What occupies the bulk of “The Funhouse” instead? Nearly three-quarters of an hour of fairground traipsing that includes a ride on the carousel, a visit to a middling magician, a tent filled with deformed animals, and a mallet swing on the strength tester to win a kewpie doll for leading lady Amy. What horror fan would want to endure such a limp pace in 1981, when “proper” slasher peers of “The Funhouse” were piling up bodies, scares, and creating more merchandisable villains with iconic images?
Taken out of its time however, “The Funhouse” becomes something like the mutated misfit in its liquid canister circus tent display: a sideshow curiosity defying easy description and commanding rapt attention no matter how unusually deformed it may be.

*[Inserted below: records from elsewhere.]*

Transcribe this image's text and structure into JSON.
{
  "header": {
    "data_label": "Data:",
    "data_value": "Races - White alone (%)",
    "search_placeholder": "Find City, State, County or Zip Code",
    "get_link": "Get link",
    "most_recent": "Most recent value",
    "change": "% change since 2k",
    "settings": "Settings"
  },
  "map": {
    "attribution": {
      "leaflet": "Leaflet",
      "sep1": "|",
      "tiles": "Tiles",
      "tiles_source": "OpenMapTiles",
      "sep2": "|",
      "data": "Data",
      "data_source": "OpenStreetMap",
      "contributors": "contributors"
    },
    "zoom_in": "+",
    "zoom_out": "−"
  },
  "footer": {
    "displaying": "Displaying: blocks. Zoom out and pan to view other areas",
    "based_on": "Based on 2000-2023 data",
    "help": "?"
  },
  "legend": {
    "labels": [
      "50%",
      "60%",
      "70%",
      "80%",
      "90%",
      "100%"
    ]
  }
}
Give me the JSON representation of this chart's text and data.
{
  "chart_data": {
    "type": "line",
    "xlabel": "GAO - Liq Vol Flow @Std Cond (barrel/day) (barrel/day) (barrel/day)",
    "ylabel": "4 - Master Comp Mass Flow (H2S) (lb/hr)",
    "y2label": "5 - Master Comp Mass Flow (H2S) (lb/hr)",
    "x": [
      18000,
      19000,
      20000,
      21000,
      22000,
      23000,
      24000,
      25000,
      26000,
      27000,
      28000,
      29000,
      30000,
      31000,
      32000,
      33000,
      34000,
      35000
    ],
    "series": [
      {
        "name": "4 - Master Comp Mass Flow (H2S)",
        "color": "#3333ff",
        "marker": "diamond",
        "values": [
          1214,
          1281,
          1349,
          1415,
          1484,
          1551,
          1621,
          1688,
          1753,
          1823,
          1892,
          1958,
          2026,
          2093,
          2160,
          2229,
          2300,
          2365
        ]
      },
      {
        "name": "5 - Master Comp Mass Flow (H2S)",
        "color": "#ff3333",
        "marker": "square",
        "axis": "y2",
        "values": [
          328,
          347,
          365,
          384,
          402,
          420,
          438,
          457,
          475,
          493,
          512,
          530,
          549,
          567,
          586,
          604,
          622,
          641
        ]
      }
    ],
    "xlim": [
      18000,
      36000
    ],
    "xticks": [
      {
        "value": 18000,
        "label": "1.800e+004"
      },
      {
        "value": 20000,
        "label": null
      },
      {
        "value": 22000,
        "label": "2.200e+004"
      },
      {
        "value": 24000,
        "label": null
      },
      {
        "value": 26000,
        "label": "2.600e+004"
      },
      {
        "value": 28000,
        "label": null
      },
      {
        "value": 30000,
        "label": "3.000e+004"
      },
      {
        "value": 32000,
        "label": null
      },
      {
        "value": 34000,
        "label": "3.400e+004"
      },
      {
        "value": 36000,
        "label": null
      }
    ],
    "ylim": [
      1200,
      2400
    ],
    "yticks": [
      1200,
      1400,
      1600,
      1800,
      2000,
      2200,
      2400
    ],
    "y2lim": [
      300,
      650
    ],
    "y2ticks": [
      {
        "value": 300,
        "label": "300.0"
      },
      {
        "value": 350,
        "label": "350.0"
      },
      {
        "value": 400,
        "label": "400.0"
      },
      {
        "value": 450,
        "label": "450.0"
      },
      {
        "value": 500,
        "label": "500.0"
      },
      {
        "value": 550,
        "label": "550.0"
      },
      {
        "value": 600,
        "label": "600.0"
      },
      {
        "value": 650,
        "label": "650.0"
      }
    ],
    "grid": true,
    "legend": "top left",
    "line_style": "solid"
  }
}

Hooper’s leisurely carnival stroll probably played more dully when suburban entertainment like vampire-themed illusionists and two-headed cows were commonplace attractions. Decades after the film’s original release, such inclusions are now interesting in their own right as time capsule throwbacks, even though they have no direct bearing on the primary plotline.

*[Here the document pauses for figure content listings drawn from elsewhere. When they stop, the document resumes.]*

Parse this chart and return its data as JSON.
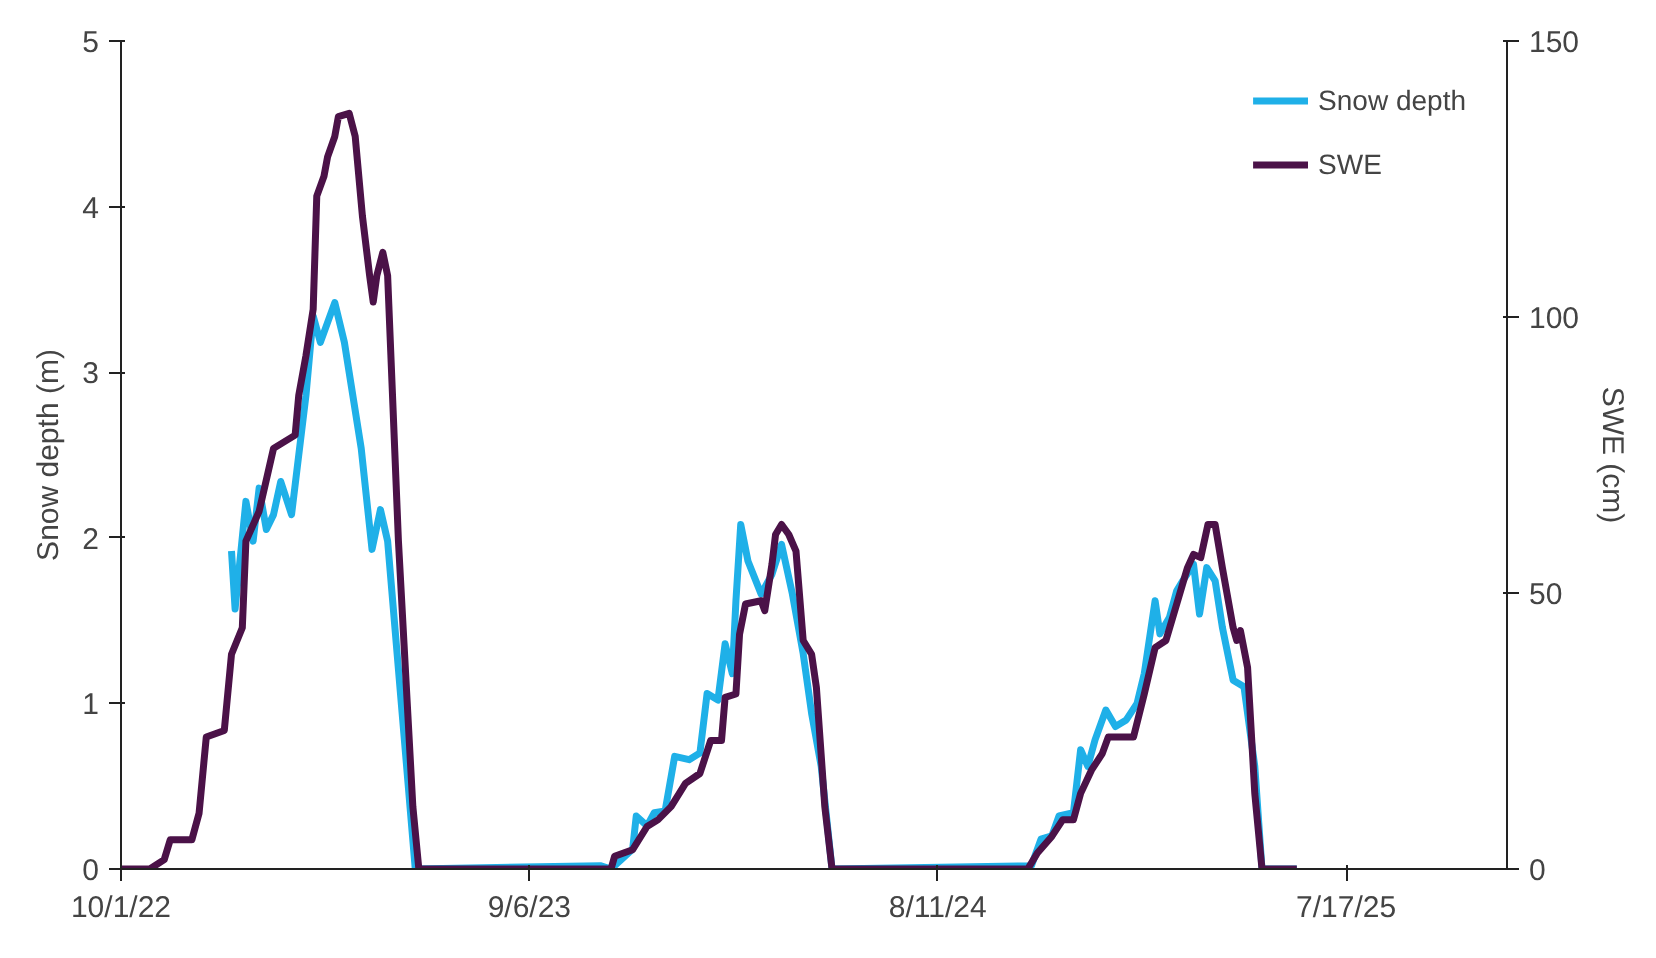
{
  "chart_data": {
    "type": "line",
    "ylabel": "Snow depth (m)",
    "y2label": "SWE (cm)",
    "xlim": [
      "2022-10-01",
      "2025-11-28"
    ],
    "xticks": [
      {
        "value": "2022-10-01",
        "label": "10/1/22"
      },
      {
        "value": "2023-09-06",
        "label": "9/6/23"
      },
      {
        "value": "2024-08-11",
        "label": "8/11/24"
      },
      {
        "value": "2025-07-17",
        "label": "7/17/25"
      }
    ],
    "ylim": [
      0,
      5
    ],
    "yticks": [
      0,
      1,
      2,
      3,
      4,
      5
    ],
    "y2lim": [
      0,
      150
    ],
    "y2ticks": [
      0,
      50,
      100,
      150
    ],
    "grid": false,
    "legend": "top right",
    "line_style": "solid",
    "marker": "none",
    "series": [
      {
        "name": "Snow depth",
        "color": "#1fb0e8",
        "x": [
          "2023-01-01",
          "2023-01-04",
          "2023-01-13",
          "2023-01-19",
          "2023-01-24",
          "2023-01-30",
          "2023-02-05",
          "2023-02-11",
          "2023-02-20",
          "2023-03-04",
          "2023-03-10",
          "2023-03-16",
          "2023-03-28",
          "2023-04-05",
          "2023-04-19",
          "2023-04-28",
          "2023-05-05",
          "2023-05-11",
          "2023-06-03",
          "2023-11-04",
          "2023-11-13",
          "2023-12-01",
          "2023-12-04",
          "2023-12-13",
          "2023-12-19",
          "2023-12-28",
          "2024-01-05",
          "2024-01-17",
          "2024-01-26",
          "2024-02-01",
          "2024-02-10",
          "2024-02-16",
          "2024-02-22",
          "2024-02-25",
          "2024-02-29",
          "2024-03-06",
          "2024-03-17",
          "2024-03-26",
          "2024-04-03",
          "2024-04-12",
          "2024-04-21",
          "2024-04-28",
          "2024-05-06",
          "2024-05-15",
          "2024-10-28",
          "2024-11-05",
          "2024-11-14",
          "2024-11-20",
          "2024-12-02",
          "2024-12-08",
          "2024-12-14",
          "2024-12-20",
          "2024-12-29",
          "2025-01-06",
          "2025-01-15",
          "2025-01-24",
          "2025-01-30",
          "2025-02-08",
          "2025-02-12",
          "2025-02-20",
          "2025-02-26",
          "2025-03-03",
          "2025-03-12",
          "2025-03-17",
          "2025-03-23",
          "2025-03-30",
          "2025-04-05",
          "2025-04-14",
          "2025-04-23",
          "2025-05-02",
          "2025-05-08",
          "2025-06-06"
        ],
        "values": [
          1.92,
          1.57,
          2.22,
          1.98,
          2.3,
          2.05,
          2.14,
          2.34,
          2.14,
          2.86,
          3.34,
          3.18,
          3.42,
          3.18,
          2.54,
          1.93,
          2.17,
          1.98,
          0,
          0.02,
          0,
          0.12,
          0.32,
          0.26,
          0.34,
          0.35,
          0.68,
          0.66,
          0.7,
          1.06,
          1.02,
          1.36,
          1.18,
          1.62,
          2.08,
          1.86,
          1.66,
          1.78,
          1.96,
          1.66,
          1.3,
          0.94,
          0.62,
          0,
          0.02,
          0.18,
          0.2,
          0.32,
          0.34,
          0.72,
          0.62,
          0.78,
          0.96,
          0.86,
          0.9,
          1.0,
          1.18,
          1.62,
          1.42,
          1.52,
          1.68,
          1.74,
          1.84,
          1.54,
          1.82,
          1.74,
          1.46,
          1.14,
          1.1,
          0.62,
          0,
          0
        ]
      },
      {
        "name": "SWE",
        "color": "#4b1248",
        "axis": "y2",
        "x": [
          "2022-10-01",
          "2022-10-25",
          "2022-11-06",
          "2022-11-11",
          "2022-11-29",
          "2022-12-05",
          "2022-12-11",
          "2022-12-26",
          "2023-01-01",
          "2023-01-10",
          "2023-01-13",
          "2023-01-24",
          "2023-02-05",
          "2023-02-23",
          "2023-02-26",
          "2023-03-04",
          "2023-03-10",
          "2023-03-13",
          "2023-03-19",
          "2023-03-22",
          "2023-03-28",
          "2023-03-31",
          "2023-04-09",
          "2023-04-14",
          "2023-04-20",
          "2023-04-26",
          "2023-04-29",
          "2023-05-02",
          "2023-05-07",
          "2023-05-11",
          "2023-05-20",
          "2023-06-01",
          "2023-06-06",
          "2023-11-13",
          "2023-11-16",
          "2023-12-01",
          "2023-12-13",
          "2023-12-22",
          "2024-01-02",
          "2024-01-14",
          "2024-01-26",
          "2024-02-04",
          "2024-02-13",
          "2024-02-16",
          "2024-02-25",
          "2024-02-28",
          "2024-03-04",
          "2024-03-17",
          "2024-03-20",
          "2024-03-26",
          "2024-03-29",
          "2024-04-03",
          "2024-04-09",
          "2024-04-15",
          "2024-04-21",
          "2024-04-28",
          "2024-05-02",
          "2024-05-09",
          "2024-05-15",
          "2024-10-25",
          "2024-11-02",
          "2024-11-14",
          "2024-11-23",
          "2024-12-02",
          "2024-12-08",
          "2024-12-17",
          "2024-12-26",
          "2024-12-31",
          "2025-01-21",
          "2025-01-30",
          "2025-02-08",
          "2025-02-17",
          "2025-02-26",
          "2025-03-07",
          "2025-03-12",
          "2025-03-18",
          "2025-03-24",
          "2025-03-30",
          "2025-04-05",
          "2025-04-14",
          "2025-04-17",
          "2025-04-20",
          "2025-04-26",
          "2025-05-02",
          "2025-05-08",
          "2025-06-06"
        ],
        "values": [
          0,
          0,
          1.7,
          5.3,
          5.3,
          10.1,
          23.9,
          25.1,
          38.9,
          43.7,
          59.4,
          64.8,
          76.2,
          78.6,
          85.8,
          93,
          101.4,
          121.9,
          125.5,
          129,
          132.7,
          136.3,
          136.9,
          132.7,
          118.3,
          107.5,
          102.7,
          107.5,
          111.7,
          107.5,
          59.4,
          11.3,
          0,
          0,
          2.3,
          3.5,
          7.7,
          8.9,
          11.3,
          15.5,
          17.3,
          23.3,
          23.3,
          31.1,
          31.7,
          42.5,
          48.0,
          48.6,
          46.8,
          55.2,
          60.6,
          62.4,
          60.6,
          57.6,
          41.4,
          38.9,
          32.9,
          11.3,
          0,
          0,
          2.9,
          5.9,
          8.9,
          8.9,
          13.7,
          17.9,
          20.9,
          23.9,
          23.9,
          31.7,
          40.1,
          41.4,
          48.0,
          54.6,
          57.0,
          56.4,
          62.4,
          62.4,
          54.6,
          43.7,
          41.4,
          43.2,
          36.5,
          13.7,
          0,
          0
        ]
      }
    ]
  }
}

Seeing it for the first time at an impressionable age, “The Funhouse” instilled in me a desire to peek into dark corners of carnival tents for potentially sinister secrets, and yearn for what seemed like an outlaw era when traveling shows were fixated on a fascination with the macabre. What wonder-filled imagination wouldn’t be captivated by fantasized mysteries of carnie lifestyles and animatronic skeletons after hours? Would I want to spend a night in the haunted funhouse like Amy, or as a sneaking stowaway behind the scenes like her little brother Joey? Absolutely.
Who wouldn’t? The titular attraction is an enormously elaborate construct with as impossibly intricate of a layout as any Disneyland dark ride. Multi-storied and labyrinthine enough to become lost in, the funhouse is even stocked with real steel props for its medieval knight setpiece, convenient for impaling murderous carnies and trespassing locals alike. Ridiculously realized for a ride meant to be mobile, it’s an easier suspension of disbelief when Morton Rabinowitz’s production design and Andrew Laszlo’s cinematography drench each frame in atmosphere both subtly spooky and gobsmackingly gaudy.
As much as Larry Block’s script is dinged for its go-nowhere brother subplot and barely-there characterization of secondary couple Liz and Richie, flourishes of fleshier drama do develop. Amy’s first date beau Buzz is introduced as an obnoxiously car-honking baddish boy throwing insults at Amy when she doesn’t get a joke and slitting switchblade holes in tarps to peep at sagging burlesque dancers. But Buzz bucks against type by surprisingly turning into less of a lout once the sleepover plan goes belly up and cooler heads are needed to plan a path through the mayhem.
There is also the absurdly grotesque Rick Baker monster makeup that somehow manages to be silly and scary simultaneously. Wayne Doba’s enthusiastic performance takes the mute monster to the next level by creating a creature concurrently villainous yet strangely sympathetic purely through physical mannerisms.
Interestingly, the movie’s most uncomfortable moments have less to do with the funhouse and more to do with outdated seventies sensibilities. In one scene, Amy’s parents weirdly watch willingly as an overeager carnie nurses their traumatized son following a spooky encounter. “I washed him up real good!” says the carnival manager. It’s more of a cringe inducer than the odd amount of time the boy spends with his nude sister when he intrudes upon her shower. Pedophiliac and incestuous undertones might not have been on the radar in 1981, but it is definitely in keeping with the movie’s newfound ability to come off as creepier in the 21st century.
There is simple charm in the straightforward story and retro horror appeal that makes “The Funhouse” the gold standard granddaddy of killer carnival thrillers. Put it on prior to patronizing the local county fair during summer season and see if it isn’t still lurking in your mind while milling about the midway. At the very least, it will make paying $5 for a two-minute tour through a haunted truck trailer, the way “real” carnival funhouses operate, a fleecing far easier to smirk at.